Research on Autism and Genes
While it is known that heredity plays a major role in complex disorders like autism, the identification of specific genes that confer vulnerability to such disorders has proven extremely difficult. Once autism-linked genes are identified, however, scientists will bring to bear sophisticated research tools to find out what activates them, what brain components they code for, and how they affect behavior. The prospect of acquiring such molecular knowledge holds great hope for the engineering of new therapies.
Evidence suggests that unaffected family members may share with their affected relatives genes that predispose for milder behavioral characteristics that are qualitatively similar to those of autism. For example, some relatives of people with autism may have mild social, language, or reading problems. Family members also may share telltale neurochemical signatures that may be implicated in the disorder. Researchers are studying such families to characterize these behavioral and biological traits, in hopes of tracing the variations in the genetic blueprint that contribute to autism.
Autism Research Into New Treatments
The behavioral and cognitive functioning of individuals with autism can improve with the help of psychosocial and pharmacological interventions. Among psychosocial treatments, intensive, sustained special education programs and behavior therapy early in life can increase the ability of children with autism to acquire language and the ability to learn. Autism research teams are evaluating the effectiveness of parent-training interventions that are tailored to the particular characteristics of the child and family.

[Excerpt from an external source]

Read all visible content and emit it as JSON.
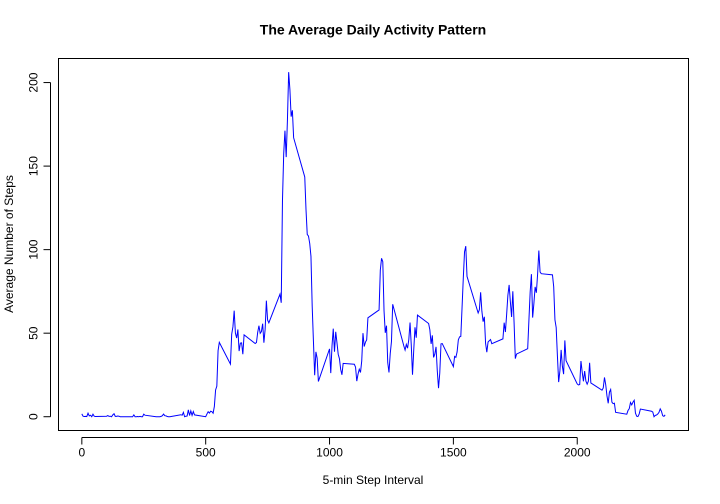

In adults with autism, some research studies have found beneficial effects of the antidepressant medications clomipramine and fluoxetine. There is also evidence that the antipsychotic medication haloperidol can be helpful; however, the risk of serious side effects is significant in children.
The increasing use of psychotropic medications to treat autism in children has spotlighted an urgent need for more studies of such drugs in youths. One study is evaluating the atypical antipsychotic risperidone for reducing aggressive self-injurious behavior in children with autism.
Other autism research is investigating valproate for diminishing this behavior in adolescents with the disorder. Studies are examining dose range and regimen of medications and their mechanisms of action, safety, efficacy, and effects on cognition, behavior, and development.